O ministério chinês destacou esperar que a UE respeite as normas da Organização Mundial do Comércio (OMC), preserve o comércio livre e evite atitudes protecionistas. No entanto, alertou que se Bruxelas insistir em implementar ferramentas comerciais discriminatórias, a China responderá de forma firme para defender seus interesses.
Contexto das negociações
A manifestação chinesa vem no momento em que a UE debate o fortalecimento dos mecanismos de defesa comercial devido ao crescimento das exportações chinesas em setores estratégicos.
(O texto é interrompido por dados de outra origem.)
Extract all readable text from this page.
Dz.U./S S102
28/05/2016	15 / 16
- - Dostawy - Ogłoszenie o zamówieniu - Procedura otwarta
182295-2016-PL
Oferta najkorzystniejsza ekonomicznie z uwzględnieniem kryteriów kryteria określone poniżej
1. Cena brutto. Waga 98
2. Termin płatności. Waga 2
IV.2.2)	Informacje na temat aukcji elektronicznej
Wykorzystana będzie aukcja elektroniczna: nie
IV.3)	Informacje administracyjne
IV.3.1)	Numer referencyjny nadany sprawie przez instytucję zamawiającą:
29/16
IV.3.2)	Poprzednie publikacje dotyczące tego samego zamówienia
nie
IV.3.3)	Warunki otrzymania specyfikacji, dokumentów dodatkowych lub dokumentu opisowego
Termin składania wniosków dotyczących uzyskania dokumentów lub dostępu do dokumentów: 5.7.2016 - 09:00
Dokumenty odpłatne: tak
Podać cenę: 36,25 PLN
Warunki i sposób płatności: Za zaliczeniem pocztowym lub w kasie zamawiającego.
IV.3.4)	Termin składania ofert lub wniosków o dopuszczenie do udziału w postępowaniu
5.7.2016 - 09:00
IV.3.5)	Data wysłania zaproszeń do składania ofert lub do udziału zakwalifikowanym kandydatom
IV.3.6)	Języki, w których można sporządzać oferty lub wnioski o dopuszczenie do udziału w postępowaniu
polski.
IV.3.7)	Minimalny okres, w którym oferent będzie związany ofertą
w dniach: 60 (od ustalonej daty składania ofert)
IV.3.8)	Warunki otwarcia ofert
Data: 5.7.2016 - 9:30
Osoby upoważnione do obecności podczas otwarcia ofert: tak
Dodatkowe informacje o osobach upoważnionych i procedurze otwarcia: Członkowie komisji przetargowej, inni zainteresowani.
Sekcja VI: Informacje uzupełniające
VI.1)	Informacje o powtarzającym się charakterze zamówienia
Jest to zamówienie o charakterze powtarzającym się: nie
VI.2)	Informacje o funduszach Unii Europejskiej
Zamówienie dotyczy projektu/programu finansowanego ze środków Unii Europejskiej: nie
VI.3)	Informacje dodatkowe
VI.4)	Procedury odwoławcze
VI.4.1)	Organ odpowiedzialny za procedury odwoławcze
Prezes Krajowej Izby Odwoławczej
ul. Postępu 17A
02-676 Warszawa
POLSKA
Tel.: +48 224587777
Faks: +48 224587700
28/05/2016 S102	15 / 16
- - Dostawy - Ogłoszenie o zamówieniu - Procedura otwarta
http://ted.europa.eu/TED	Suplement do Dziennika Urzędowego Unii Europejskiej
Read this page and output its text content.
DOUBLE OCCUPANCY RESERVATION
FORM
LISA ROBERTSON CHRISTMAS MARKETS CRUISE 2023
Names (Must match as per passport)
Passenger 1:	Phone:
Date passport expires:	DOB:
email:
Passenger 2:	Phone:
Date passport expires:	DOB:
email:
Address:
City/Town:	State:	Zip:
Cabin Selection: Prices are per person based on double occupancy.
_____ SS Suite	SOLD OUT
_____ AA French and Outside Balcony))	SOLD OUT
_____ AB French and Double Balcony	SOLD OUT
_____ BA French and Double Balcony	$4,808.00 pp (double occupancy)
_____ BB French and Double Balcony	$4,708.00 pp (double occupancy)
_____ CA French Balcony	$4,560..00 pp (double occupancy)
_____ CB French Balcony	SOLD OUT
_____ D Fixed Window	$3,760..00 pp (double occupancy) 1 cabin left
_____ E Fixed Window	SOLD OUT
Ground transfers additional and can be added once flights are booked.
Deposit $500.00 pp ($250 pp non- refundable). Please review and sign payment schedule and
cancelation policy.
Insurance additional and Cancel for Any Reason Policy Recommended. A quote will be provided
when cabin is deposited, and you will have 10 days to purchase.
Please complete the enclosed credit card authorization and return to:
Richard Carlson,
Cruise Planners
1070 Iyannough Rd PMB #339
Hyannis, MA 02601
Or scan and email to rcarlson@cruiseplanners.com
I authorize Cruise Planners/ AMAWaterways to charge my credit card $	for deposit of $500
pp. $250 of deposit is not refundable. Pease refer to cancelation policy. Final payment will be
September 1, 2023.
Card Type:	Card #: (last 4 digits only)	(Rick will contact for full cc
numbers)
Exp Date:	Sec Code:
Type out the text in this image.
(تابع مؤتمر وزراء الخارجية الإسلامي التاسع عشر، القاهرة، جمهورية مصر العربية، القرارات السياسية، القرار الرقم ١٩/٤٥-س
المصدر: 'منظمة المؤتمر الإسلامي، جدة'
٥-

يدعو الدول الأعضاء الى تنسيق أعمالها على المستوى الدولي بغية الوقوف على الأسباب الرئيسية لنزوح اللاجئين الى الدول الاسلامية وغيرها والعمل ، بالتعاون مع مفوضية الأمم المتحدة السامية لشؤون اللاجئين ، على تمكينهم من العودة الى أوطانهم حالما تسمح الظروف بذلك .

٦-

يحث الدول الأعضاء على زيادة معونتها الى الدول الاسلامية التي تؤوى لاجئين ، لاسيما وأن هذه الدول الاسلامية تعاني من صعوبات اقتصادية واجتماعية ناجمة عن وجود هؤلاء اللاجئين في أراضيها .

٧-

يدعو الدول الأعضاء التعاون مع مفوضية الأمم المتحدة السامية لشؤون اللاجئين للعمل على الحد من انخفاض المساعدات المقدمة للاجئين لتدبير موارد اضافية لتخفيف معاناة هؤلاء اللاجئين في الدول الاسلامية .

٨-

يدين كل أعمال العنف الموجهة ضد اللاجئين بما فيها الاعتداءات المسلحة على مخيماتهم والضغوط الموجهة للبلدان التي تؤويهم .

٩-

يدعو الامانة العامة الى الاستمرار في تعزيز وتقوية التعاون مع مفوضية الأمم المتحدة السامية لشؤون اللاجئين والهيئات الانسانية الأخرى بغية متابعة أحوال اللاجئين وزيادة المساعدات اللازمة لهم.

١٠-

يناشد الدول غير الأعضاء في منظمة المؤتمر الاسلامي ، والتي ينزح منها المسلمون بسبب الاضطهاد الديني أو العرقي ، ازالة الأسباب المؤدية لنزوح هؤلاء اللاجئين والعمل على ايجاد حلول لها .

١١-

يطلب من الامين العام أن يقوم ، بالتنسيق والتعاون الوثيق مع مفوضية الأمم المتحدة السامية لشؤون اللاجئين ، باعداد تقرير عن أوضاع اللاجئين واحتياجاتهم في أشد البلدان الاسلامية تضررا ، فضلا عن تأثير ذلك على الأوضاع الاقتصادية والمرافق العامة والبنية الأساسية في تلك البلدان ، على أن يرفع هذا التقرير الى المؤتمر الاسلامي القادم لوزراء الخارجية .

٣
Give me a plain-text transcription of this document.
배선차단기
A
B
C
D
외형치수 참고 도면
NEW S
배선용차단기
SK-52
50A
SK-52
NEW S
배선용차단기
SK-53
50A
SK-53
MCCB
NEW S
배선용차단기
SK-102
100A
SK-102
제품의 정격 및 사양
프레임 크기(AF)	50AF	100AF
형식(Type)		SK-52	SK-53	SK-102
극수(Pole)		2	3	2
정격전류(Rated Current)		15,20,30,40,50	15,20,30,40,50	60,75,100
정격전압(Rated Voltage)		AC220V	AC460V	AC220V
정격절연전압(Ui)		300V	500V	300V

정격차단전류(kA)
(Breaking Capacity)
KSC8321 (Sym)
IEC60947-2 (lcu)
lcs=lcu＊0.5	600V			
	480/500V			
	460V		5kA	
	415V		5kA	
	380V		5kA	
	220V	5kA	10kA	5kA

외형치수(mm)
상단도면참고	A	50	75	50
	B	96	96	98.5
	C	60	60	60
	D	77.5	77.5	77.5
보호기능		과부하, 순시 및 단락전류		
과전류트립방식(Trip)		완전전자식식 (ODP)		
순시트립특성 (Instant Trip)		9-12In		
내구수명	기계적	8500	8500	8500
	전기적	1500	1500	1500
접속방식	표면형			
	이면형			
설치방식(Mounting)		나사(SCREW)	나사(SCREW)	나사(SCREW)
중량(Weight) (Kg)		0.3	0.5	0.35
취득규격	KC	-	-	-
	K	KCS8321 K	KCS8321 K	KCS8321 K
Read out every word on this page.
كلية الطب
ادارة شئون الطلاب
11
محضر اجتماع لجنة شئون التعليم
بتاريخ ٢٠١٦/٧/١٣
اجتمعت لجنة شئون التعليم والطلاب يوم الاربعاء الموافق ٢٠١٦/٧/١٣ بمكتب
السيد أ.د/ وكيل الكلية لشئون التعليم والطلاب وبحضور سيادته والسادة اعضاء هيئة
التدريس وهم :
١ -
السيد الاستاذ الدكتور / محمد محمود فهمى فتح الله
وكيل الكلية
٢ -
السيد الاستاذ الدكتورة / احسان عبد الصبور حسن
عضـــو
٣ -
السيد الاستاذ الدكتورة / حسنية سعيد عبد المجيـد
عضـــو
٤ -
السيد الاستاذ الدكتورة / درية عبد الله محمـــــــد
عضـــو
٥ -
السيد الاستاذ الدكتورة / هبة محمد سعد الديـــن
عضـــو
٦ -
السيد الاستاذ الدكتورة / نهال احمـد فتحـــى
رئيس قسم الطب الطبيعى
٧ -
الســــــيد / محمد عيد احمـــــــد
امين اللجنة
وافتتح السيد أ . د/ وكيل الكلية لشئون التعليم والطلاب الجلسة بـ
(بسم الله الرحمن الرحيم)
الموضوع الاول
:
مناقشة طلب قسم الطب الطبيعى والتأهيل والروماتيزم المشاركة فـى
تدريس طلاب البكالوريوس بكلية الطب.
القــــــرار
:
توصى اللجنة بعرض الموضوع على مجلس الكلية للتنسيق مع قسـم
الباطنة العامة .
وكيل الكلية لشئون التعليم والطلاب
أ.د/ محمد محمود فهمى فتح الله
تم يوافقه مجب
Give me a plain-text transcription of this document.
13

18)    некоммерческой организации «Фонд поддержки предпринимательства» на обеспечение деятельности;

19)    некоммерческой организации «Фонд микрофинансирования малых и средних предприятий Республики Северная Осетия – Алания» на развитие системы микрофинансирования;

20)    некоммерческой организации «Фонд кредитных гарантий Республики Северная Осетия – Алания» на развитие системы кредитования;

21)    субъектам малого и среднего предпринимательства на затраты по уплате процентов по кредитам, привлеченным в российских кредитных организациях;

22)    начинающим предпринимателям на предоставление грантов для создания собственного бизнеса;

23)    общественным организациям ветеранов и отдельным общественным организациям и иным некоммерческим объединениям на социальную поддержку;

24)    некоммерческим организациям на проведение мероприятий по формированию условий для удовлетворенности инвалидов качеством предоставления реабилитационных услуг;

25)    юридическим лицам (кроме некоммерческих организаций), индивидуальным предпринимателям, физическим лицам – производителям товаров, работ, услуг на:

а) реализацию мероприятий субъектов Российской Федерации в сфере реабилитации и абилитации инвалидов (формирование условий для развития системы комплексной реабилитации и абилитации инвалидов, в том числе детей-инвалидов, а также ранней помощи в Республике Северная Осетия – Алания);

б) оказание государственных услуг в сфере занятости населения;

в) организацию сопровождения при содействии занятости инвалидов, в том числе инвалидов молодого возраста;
Autoridades europeias discutiram na sexta-feira (29/5) a possibilidade de ampliar o uso de tarifas, cotas e outras medidas para conter produtos subsidiados por governos estrangeiros.
Apesar do tom firme, o Ministério do Comércio chinês ressaltou que o diálogo entre China e UE permanece aberto. As duas partes avaliam criar um mecanismo de consultas sobre comércio e investimentos e devem realizar novas rodadas de conversa para tratar divergências.
A advertência também surge após ameaças feitas por Pequim para abrir investigações comerciais contra a UE, caso seja implementada uma ferramenta focada no controle do excesso de capacidade industrial, o que pode impactar diretamente exportações chinesas em veículos elétricos, aço e painéis solares.